The 'Earth's Black Box' project, designed to survive the apocalypse, has been revived after five years of silence. This was reported by Qazaqyia.kz citing The Guardian.

The 16-metre long, four-metre high steel monolith, topped with solar panels encased behind glass, is expected to be installed in December near Queenstown on the edge of a remote western Tasmanian airfield.

'Hundreds of data sets, measurements and interactions relating to the health of our planet will be continuously collected and safely stored for future generations,' the project's website says.

The project's inspiration is an aeroplane's flight recorder, also known as a 'black box' (despite usually being orange). That was also an Australian invention: the prototype was put together at a government research lab in Melbourne in 1954.

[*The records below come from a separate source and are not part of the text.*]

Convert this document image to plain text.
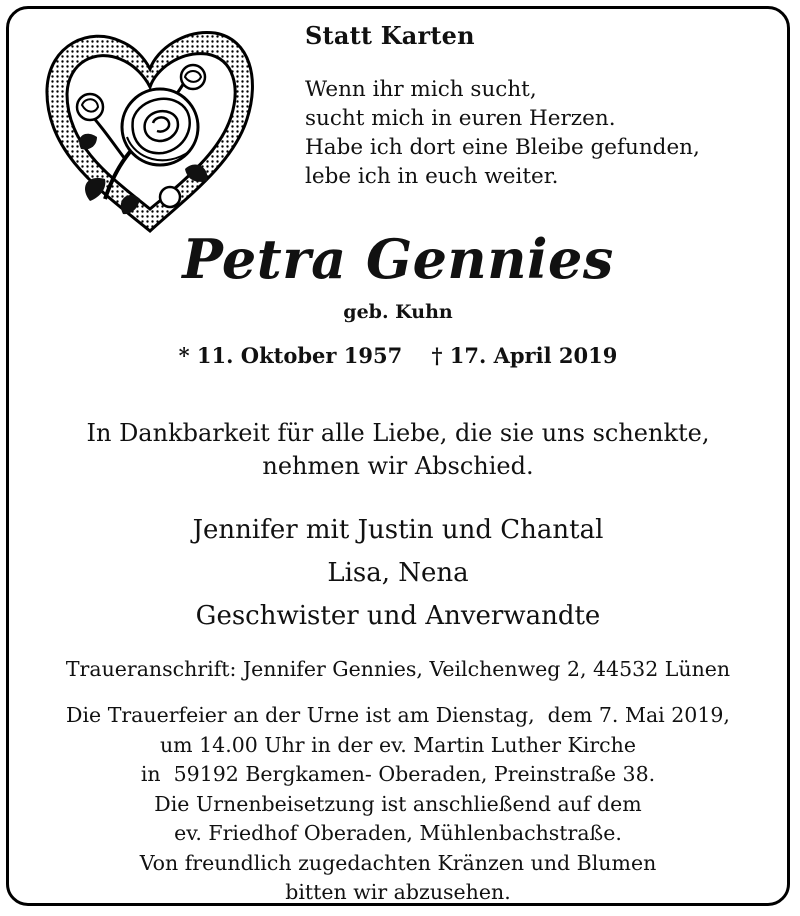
Statt Karten
Wenn ihr mich sucht,
sucht mich in euren Herzen.
Habe ich dort eine Bleibe gefunden,
lebe ich in euch weiter.
Petra Gennies
geb. Kuhn
* 11. Oktober 1957    † 17. April 2019
In Dankbarkeit für alle Liebe, die sie uns schenkte,
nehmen wir Abschied.
Jennifer mit Justin und Chantal
Lisa, Nena
Geschwister und Anverwandte
Traueranschrift: Jennifer Gennies, Veilchenweg 2, 44532 Lünen
Die Trauerfeier an der Urne ist am Dienstag,  dem 7. Mai 2019,
um 14.00 Uhr in der ev. Martin Luther Kirche
in  59192 Bergkamen- Oberaden, Preinstraße 38.
Die Urnenbeisetzung ist anschließend auf dem
ev. Friedhof Oberaden, Mühlenbachstraße.
Von freundlich zugedachten Kränzen und Blumen
bitten wir abzusehen.
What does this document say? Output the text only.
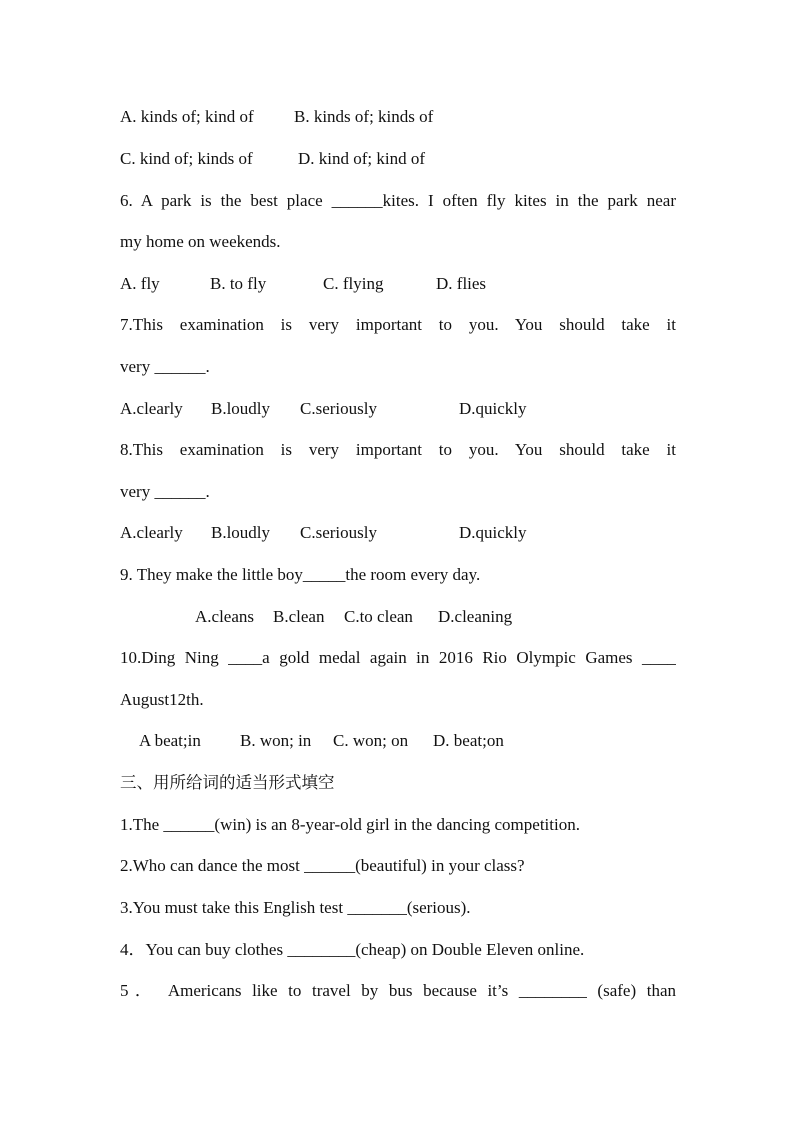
A. kinds of; kind of B. kinds of; kinds of
C. kind of; kinds of	D. kind of; kind of
6. A park is the best place ______kites. I often fly kites in the park near
my home on weekends.
A. fly	B. to fly	C. flying	D. flies
7.This examination is very important to you. You should take it
very ______.
A.clearly B.loudly C.seriously	D.quickly
8.This examination is very important to you. You should take it
very ______.
A.clearly B.loudly C.seriously	D.quickly
9. They make the little boy_____the room every day.
A.cleans B.clean C.to clean D.cleaning
10.Ding Ning ____a gold medal again in 2016 Rio Olympic Games ____
August12th.
A beat;in B. won; in C. won; on D. beat;on
三、用所给词的适当形式填空
1.The ______(win) is an 8-year-old girl in the dancing competition.
2.Who can dance the most ______(beautiful) in your class?
3.You must take this English test _______(serious).
4．You can buy clothes ________(cheap) on Double Eleven online.
5． Americans like to travel by bus because it’s ________ (safe) than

The Earth's Black Box was announced to coincide with the UN's 2021 Cop26 climate talks. Digital hard drives were turned on to begin recording data from the talks, to be transferred later to the physical box.

But then all mysteriously fell quiet for five years. Some wondered if it was all just performance art or a PR stunt, owing to the fact the project was dreamed up by Rouser Lab, an Australian not-for-profit 'experimental environmental communications agency', rather than scientists.

Its artistic director, Jonathan Kneebone, said: 'It will be approximately five years to the day that we are finally able to install the work. In those five years, we have been evolving the design, data storage systems, source materials, web platform – as well as developing funding models to sustain the project into the future.'

The University of Tasmania, which was initially affiliated, has dropped out. The mayor of West Coast council, Shane Pitt, said the project could be a tourist attraction.

This year, the Doomsday Clock was set at 85 seconds to midnight, the closest it has been to apocalypse.

If the Earth's Black Box is ever complete, future beings may trawl through its records to determine where it all went wrong. Or we will land the plane safely, rendering the strange object as a reminder of an apocalypse that never came.